Another common area where we can see institutions and structures impeding our view of the world is through sustainability and environmental standards. A large portion of people actually do care about the Earth and recognize the eminent threat we face across the world. Why, then, is it common to see so many people still driving to work everyday and buying SUVs at excessive rates? It is because there are institutions and structures that make it much easier to choose these options than to choose the option that is most in line with our desires. For example, our world's infrastructure is primarily built around cars, rather than pedestrians or bikes. We make the default option to drive. We also subsidize oil, create huge barriers for companies like Tesla from selling directly, and more. These constrain the consumer to only be able to choose within a finite set of options.

This has become so much the case that it is often much harder to find a safe way to walk to your destination than to drive there. For example, my best friend lives very close to my house in my hometown. While I could walk there in about fifteen minutes, I always drive because there are no sidewalks to get to her house and the road is very dangerous. This speaks to both the nature of poor suburban design that encourages sprawl, but also to the fact that it is easier for me to drive than to walk. Even though it is still my personal choice to drive, there are lots of overarching structures that make this overwhelmingly more likely for me to choose.
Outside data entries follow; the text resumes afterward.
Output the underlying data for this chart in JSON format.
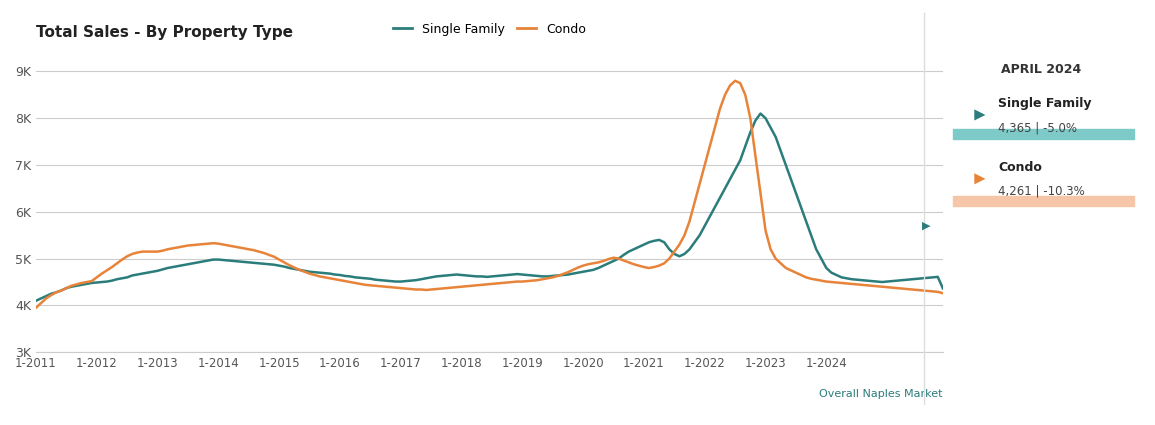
{
  "title": "Total Sales - By Property Type",
  "sf_color": "#2a7d7b",
  "condo_color": "#e8833a",
  "sf_bar_color": "#7ecac8",
  "condo_bar_color": "#f5c6a8",
  "bg_color": "#ffffff",
  "grid_color": "#cccccc",
  "ylim": [
    3000,
    9500
  ],
  "yticks": [
    3000,
    4000,
    5000,
    6000,
    7000,
    8000,
    9000
  ],
  "ytick_labels": [
    "3K",
    "4K",
    "5K",
    "6K",
    "7K",
    "8K",
    "9K"
  ],
  "xtick_labels": [
    "1-2011",
    "1-2012",
    "1-2013",
    "1-2014",
    "1-2015",
    "1-2016",
    "1-2017",
    "1-2018",
    "1-2019",
    "1-2020",
    "1-2021",
    "1-2022",
    "1-2023",
    "1-2024"
  ],
  "legend_sf": "Single Family",
  "legend_condo": "Condo",
  "sidebar_title": "APRIL 2024",
  "sf_value": "4,365 | -5.0%",
  "condo_value": "4,261 | -10.3%",
  "footer": "Overall Naples Market",
  "sf_data": [
    4100,
    4150,
    4200,
    4250,
    4280,
    4320,
    4370,
    4400,
    4420,
    4440,
    4460,
    4480,
    4490,
    4500,
    4510,
    4530,
    4560,
    4580,
    4600,
    4640,
    4660,
    4680,
    4700,
    4720,
    4740,
    4770,
    4800,
    4820,
    4840,
    4860,
    4880,
    4900,
    4920,
    4940,
    4960,
    4980,
    4980,
    4970,
    4960,
    4950,
    4940,
    4930,
    4920,
    4910,
    4900,
    4890,
    4880,
    4870,
    4850,
    4830,
    4800,
    4780,
    4760,
    4740,
    4720,
    4710,
    4700,
    4690,
    4680,
    4660,
    4650,
    4630,
    4620,
    4600,
    4590,
    4580,
    4570,
    4550,
    4540,
    4530,
    4520,
    4510,
    4510,
    4520,
    4530,
    4540,
    4560,
    4580,
    4600,
    4620,
    4630,
    4640,
    4650,
    4660,
    4650,
    4640,
    4630,
    4620,
    4620,
    4610,
    4620,
    4630,
    4640,
    4650,
    4660,
    4670,
    4660,
    4650,
    4640,
    4630,
    4620,
    4620,
    4630,
    4640,
    4650,
    4660,
    4680,
    4700,
    4720,
    4740,
    4760,
    4800,
    4850,
    4900,
    4950,
    5000,
    5080,
    5150,
    5200,
    5250,
    5300,
    5350,
    5380,
    5400,
    5350,
    5200,
    5100,
    5050,
    5100,
    5200,
    5350,
    5500,
    5700,
    5900,
    6100,
    6300,
    6500,
    6700,
    6900,
    7100,
    7400,
    7700,
    7950,
    8100,
    8000,
    7800,
    7600,
    7300,
    7000,
    6700,
    6400,
    6100,
    5800,
    5500,
    5200,
    5000,
    4800,
    4700,
    4650,
    4600,
    4580,
    4560,
    4550,
    4540,
    4530,
    4520,
    4510,
    4500,
    4510,
    4520,
    4530,
    4540,
    4550,
    4560,
    4570,
    4580,
    4590,
    4600,
    4610,
    4365
  ],
  "condo_data": [
    3950,
    4050,
    4150,
    4220,
    4280,
    4320,
    4370,
    4420,
    4450,
    4480,
    4500,
    4520,
    4600,
    4680,
    4750,
    4820,
    4900,
    4980,
    5050,
    5100,
    5130,
    5150,
    5150,
    5150,
    5150,
    5170,
    5200,
    5220,
    5240,
    5260,
    5280,
    5290,
    5300,
    5310,
    5320,
    5330,
    5320,
    5300,
    5280,
    5260,
    5240,
    5220,
    5200,
    5180,
    5150,
    5120,
    5080,
    5040,
    4980,
    4920,
    4860,
    4810,
    4760,
    4720,
    4680,
    4650,
    4620,
    4600,
    4580,
    4560,
    4540,
    4520,
    4500,
    4480,
    4460,
    4440,
    4430,
    4420,
    4410,
    4400,
    4390,
    4380,
    4370,
    4360,
    4350,
    4340,
    4340,
    4330,
    4340,
    4350,
    4360,
    4370,
    4380,
    4390,
    4400,
    4410,
    4420,
    4430,
    4440,
    4450,
    4460,
    4470,
    4480,
    4490,
    4500,
    4510,
    4510,
    4520,
    4530,
    4540,
    4560,
    4580,
    4600,
    4630,
    4670,
    4710,
    4760,
    4810,
    4850,
    4880,
    4900,
    4920,
    4950,
    4990,
    5020,
    5000,
    4960,
    4920,
    4880,
    4850,
    4820,
    4800,
    4820,
    4850,
    4900,
    5000,
    5150,
    5300,
    5500,
    5800,
    6200,
    6600,
    7000,
    7400,
    7800,
    8200,
    8500,
    8700,
    8800,
    8750,
    8500,
    8000,
    7200,
    6400,
    5600,
    5200,
    5000,
    4900,
    4800,
    4750,
    4700,
    4650,
    4600,
    4570,
    4550,
    4530,
    4510,
    4500,
    4490,
    4480,
    4470,
    4460,
    4450,
    4440,
    4430,
    4420,
    4410,
    4400,
    4390,
    4380,
    4370,
    4360,
    4350,
    4340,
    4330,
    4320,
    4310,
    4300,
    4290,
    4261
  ]
}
It is clear that being aware of structures and institutions can drastically alter the way we view the world. Together, they act as tools within the greater sociological imagination to help us think critically about why individuals may make choices. Whether it has to do with being unemployed during an economic recession or choosing to drive an SUV when you agree that environmental stewardship is highly important, having a sociological imagination helps us to explain the true reasoning behind them. Rather than trying to make college graduates "Recession-Proof" or focusing a lot of energy on environmental education, perhaps looking at the world more sociologically will help us to see that these really are not the roots to the overarching social issues that plague our world.